ようやく、リンが箱を開けた。中を見て、驚いた表情になる。
「……え?」
そんなに意外だったかな……。俺はてっきり、リンはこの手のものが好きだと思ってたんだが……。選んだ時はこれで大丈夫だと思ったが、こんな表情をされると心配になってくる。
リンはやや強張った表情で、箱の中から小さめのピンクのうさぎのぬいぐるみを取り出した。黙ってじっと見つめている。……やっぱり失敗だっただろうか。そう思った時、リンは泣きそうな表情で、ぬいぐるみを抱きしめた。
嫌ってわけでもないようだが……どうしたんだろう。あまりにも予想していた反応と違ったので、言葉がかけ辛い。
しばらくすると、リンはぬいぐるみを抱きしめるのをやめた。表情は、さっきよりは落ち着いている。そしてリンは、ようやく、ぬいぐるみにピンで留めてあるカードに気がついた。……気づかなかったらどうしようかと思ったぞ。
「"I should tell you I love you"」
リンはカードを読み上げて、くすっと笑った。あ……これは、いいってことだよな。その気がないのなら、この文面を見たら困惑するだろう。
「ありがとう……この子の名前は、ミミにするね」
リンは俺を見て、笑顔でそう言った。……は?
「ミミって……」
その文章は『RENT』の歌詞だから、リンがそういう発想になるのは変じゃないが……。えーと、そのメッセージカード見て、言うのはそれだけ?

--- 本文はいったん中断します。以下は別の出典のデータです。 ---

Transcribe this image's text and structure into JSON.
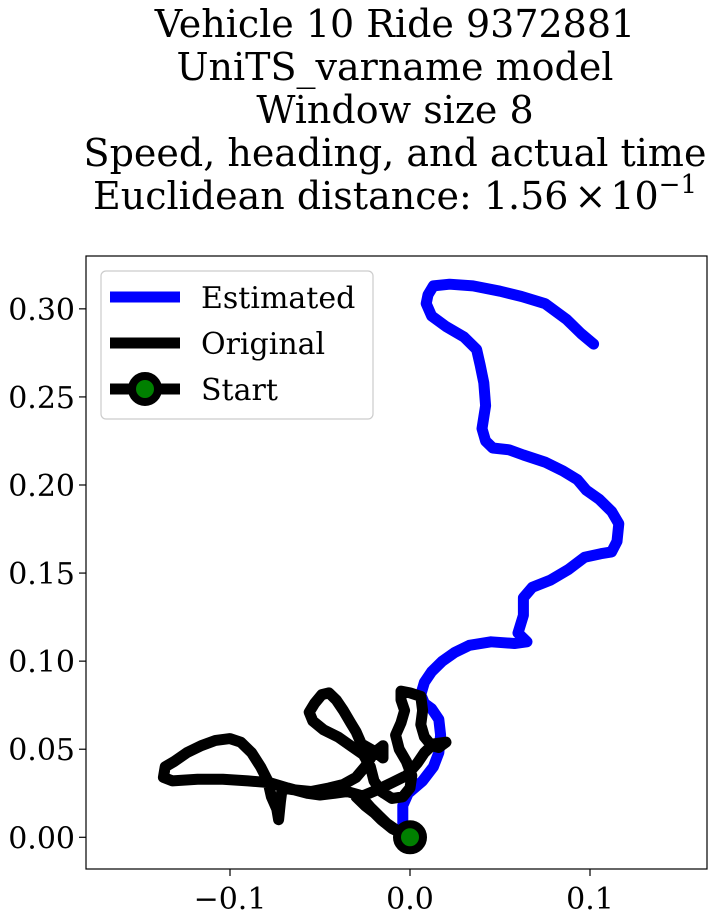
{
  "chart_data": {
    "type": "line",
    "title_lines": [
      "Vehicle 10 Ride 9372881",
      "UniTS_varname model",
      "Window size 8",
      "Speed, heading, and actual time"
    ],
    "title_distance_prefix": "Euclidean distance: ",
    "title_distance_mantissa": "1.56",
    "title_distance_times": "×",
    "title_distance_base": "10",
    "title_distance_exp": "−1",
    "xlim": [
      -0.18,
      0.165
    ],
    "ylim": [
      -0.018,
      0.33
    ],
    "x_ticks": [
      {
        "value": -0.1,
        "label": "−0.1"
      },
      {
        "value": 0.0,
        "label": "0.0"
      },
      {
        "value": 0.1,
        "label": "0.1"
      }
    ],
    "y_ticks": [
      {
        "value": 0.0,
        "label": "0.00"
      },
      {
        "value": 0.05,
        "label": "0.05"
      },
      {
        "value": 0.1,
        "label": "0.10"
      },
      {
        "value": 0.15,
        "label": "0.15"
      },
      {
        "value": 0.2,
        "label": "0.20"
      },
      {
        "value": 0.25,
        "label": "0.25"
      },
      {
        "value": 0.3,
        "label": "0.30"
      }
    ],
    "legend_position": "upper-left",
    "legend": [
      {
        "label": "Estimated",
        "color": "#0000ff",
        "marker": false
      },
      {
        "label": "Original",
        "color": "#000000",
        "marker": false
      },
      {
        "label": "Start",
        "color": "#000000",
        "marker": true,
        "marker_face": "#008000"
      }
    ],
    "series": [
      {
        "name": "Estimated",
        "color": "#0000ff",
        "points": [
          [
            0.0,
            0.0
          ],
          [
            -0.004,
            0.008
          ],
          [
            -0.004,
            0.018
          ],
          [
            -0.001,
            0.025
          ],
          [
            0.007,
            0.032
          ],
          [
            0.013,
            0.04
          ],
          [
            0.016,
            0.048
          ],
          [
            0.017,
            0.058
          ],
          [
            0.016,
            0.067
          ],
          [
            0.012,
            0.073
          ],
          [
            0.008,
            0.076
          ],
          [
            0.006,
            0.081
          ],
          [
            0.008,
            0.088
          ],
          [
            0.012,
            0.094
          ],
          [
            0.018,
            0.1
          ],
          [
            0.025,
            0.105
          ],
          [
            0.033,
            0.109
          ],
          [
            0.045,
            0.111
          ],
          [
            0.058,
            0.11
          ],
          [
            0.065,
            0.111
          ],
          [
            0.06,
            0.116
          ],
          [
            0.063,
            0.126
          ],
          [
            0.063,
            0.136
          ],
          [
            0.068,
            0.142
          ],
          [
            0.078,
            0.146
          ],
          [
            0.088,
            0.152
          ],
          [
            0.097,
            0.159
          ],
          [
            0.106,
            0.161
          ],
          [
            0.112,
            0.162
          ],
          [
            0.115,
            0.168
          ],
          [
            0.116,
            0.178
          ],
          [
            0.112,
            0.185
          ],
          [
            0.105,
            0.192
          ],
          [
            0.098,
            0.197
          ],
          [
            0.093,
            0.203
          ],
          [
            0.085,
            0.208
          ],
          [
            0.075,
            0.213
          ],
          [
            0.063,
            0.217
          ],
          [
            0.055,
            0.22
          ],
          [
            0.046,
            0.221
          ],
          [
            0.042,
            0.225
          ],
          [
            0.04,
            0.232
          ],
          [
            0.042,
            0.245
          ],
          [
            0.041,
            0.258
          ],
          [
            0.039,
            0.268
          ],
          [
            0.037,
            0.277
          ],
          [
            0.03,
            0.284
          ],
          [
            0.02,
            0.29
          ],
          [
            0.012,
            0.296
          ],
          [
            0.009,
            0.303
          ],
          [
            0.01,
            0.308
          ],
          [
            0.013,
            0.313
          ],
          [
            0.022,
            0.314
          ],
          [
            0.035,
            0.313
          ],
          [
            0.05,
            0.31
          ],
          [
            0.062,
            0.307
          ],
          [
            0.075,
            0.303
          ],
          [
            0.087,
            0.294
          ],
          [
            0.095,
            0.286
          ],
          [
            0.102,
            0.28
          ]
        ]
      },
      {
        "name": "Original",
        "color": "#000000",
        "points": [
          [
            0.0,
            0.0
          ],
          [
            -0.006,
            0.003
          ],
          [
            -0.013,
            0.008
          ],
          [
            -0.017,
            0.012
          ],
          [
            -0.022,
            0.017
          ],
          [
            -0.028,
            0.024
          ],
          [
            -0.035,
            0.026
          ],
          [
            -0.042,
            0.025
          ],
          [
            -0.05,
            0.024
          ],
          [
            -0.057,
            0.025
          ],
          [
            -0.068,
            0.028
          ],
          [
            -0.078,
            0.031
          ],
          [
            -0.09,
            0.032
          ],
          [
            -0.104,
            0.033
          ],
          [
            -0.118,
            0.033
          ],
          [
            -0.132,
            0.032
          ],
          [
            -0.137,
            0.034
          ],
          [
            -0.136,
            0.04
          ],
          [
            -0.131,
            0.043
          ],
          [
            -0.124,
            0.048
          ],
          [
            -0.116,
            0.052
          ],
          [
            -0.108,
            0.055
          ],
          [
            -0.1,
            0.056
          ],
          [
            -0.094,
            0.054
          ],
          [
            -0.088,
            0.048
          ],
          [
            -0.083,
            0.04
          ],
          [
            -0.079,
            0.032
          ],
          [
            -0.077,
            0.023
          ],
          [
            -0.074,
            0.016
          ],
          [
            -0.073,
            0.01
          ],
          [
            -0.072,
            0.02
          ],
          [
            -0.071,
            0.028
          ],
          [
            -0.065,
            0.027
          ],
          [
            -0.055,
            0.026
          ],
          [
            -0.045,
            0.028
          ],
          [
            -0.037,
            0.03
          ],
          [
            -0.03,
            0.034
          ],
          [
            -0.025,
            0.04
          ],
          [
            -0.02,
            0.048
          ],
          [
            -0.015,
            0.052
          ],
          [
            -0.015,
            0.045
          ],
          [
            -0.02,
            0.049
          ],
          [
            -0.027,
            0.053
          ],
          [
            -0.03,
            0.06
          ],
          [
            -0.033,
            0.065
          ],
          [
            -0.037,
            0.072
          ],
          [
            -0.041,
            0.078
          ],
          [
            -0.045,
            0.082
          ],
          [
            -0.049,
            0.081
          ],
          [
            -0.053,
            0.076
          ],
          [
            -0.056,
            0.071
          ],
          [
            -0.054,
            0.066
          ],
          [
            -0.048,
            0.061
          ],
          [
            -0.04,
            0.057
          ],
          [
            -0.033,
            0.052
          ],
          [
            -0.026,
            0.047
          ],
          [
            -0.022,
            0.04
          ],
          [
            -0.02,
            0.032
          ],
          [
            -0.016,
            0.026
          ],
          [
            -0.01,
            0.022
          ],
          [
            -0.004,
            0.023
          ],
          [
            0.0,
            0.028
          ],
          [
            0.001,
            0.035
          ],
          [
            -0.002,
            0.043
          ],
          [
            -0.006,
            0.05
          ],
          [
            -0.008,
            0.058
          ],
          [
            -0.005,
            0.065
          ],
          [
            -0.003,
            0.072
          ],
          [
            -0.005,
            0.078
          ],
          [
            -0.005,
            0.083
          ],
          [
            0.0,
            0.082
          ],
          [
            0.006,
            0.08
          ],
          [
            0.007,
            0.072
          ],
          [
            0.006,
            0.064
          ],
          [
            0.008,
            0.057
          ],
          [
            0.012,
            0.052
          ],
          [
            0.016,
            0.051
          ],
          [
            0.02,
            0.054
          ],
          [
            0.013,
            0.053
          ],
          [
            0.008,
            0.048
          ],
          [
            0.004,
            0.042
          ],
          [
            -0.002,
            0.035
          ],
          [
            -0.01,
            0.031
          ],
          [
            -0.018,
            0.027
          ],
          [
            -0.025,
            0.024
          ],
          [
            -0.03,
            0.023
          ],
          [
            -0.025,
            0.018
          ],
          [
            -0.02,
            0.014
          ],
          [
            -0.016,
            0.01
          ],
          [
            -0.01,
            0.005
          ],
          [
            -0.004,
            0.002
          ],
          [
            0.0,
            0.0
          ]
        ]
      }
    ],
    "start_point": [
      0.0,
      0.0
    ]
  }
}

「レン君は、この子の名前はエンジェルの方が良かった? わたしは、ミミがいいと思うんだけど……」
リンは怪訝そうな表情で訊いてきた。俺がぬいぐるみの名前に異論があると思ったらしい。そんなの何でもいいよ。リンのつけたい名前をつけてくれれば。
「いや、ミミでいいと思うよ」
そう言うと、リンは安心したように微笑んで、ぬいぐるみの頭を撫でた。可愛いが……今重要なのはそれじゃないっ!
「あの……リン、そのメッセージカードだけど」
「ありがとう、可愛いカードね」
「いやだから……意味、わかってるよね?」
「『大好きって言わなくちゃ』って意味でしょ?」
リンはまたにっこり笑った。間違っちゃいないが……。なんでその反応なんだ?
「ミミがそう思ってくれるんなら、わたしもこの子を大事にしなくちゃ」
俺は、もう少しでその場にひっくり返るところだった。リンは、このカードをぬいぐるみのおまけだと思ったらしい。……何でそうなる。それ、俺の字だろ。
「リン……そのカード、俺が書いたんだけど」
「ええ、ぬいぐるみにはカードは書けないわ」
真顔でそう言うリン。……ああ、要するに、俺がぬいぐるみの気持ちになって、カードを書いてくれたんだと思ってるのか。……って、どうしてそうなるんだよ。
プレゼント、ぬいぐるみじゃなくて他のものにしておけば良かった。そう思ったところで、後の祭りか。とにかく、どうにかして俺の気持ちを伝えないと。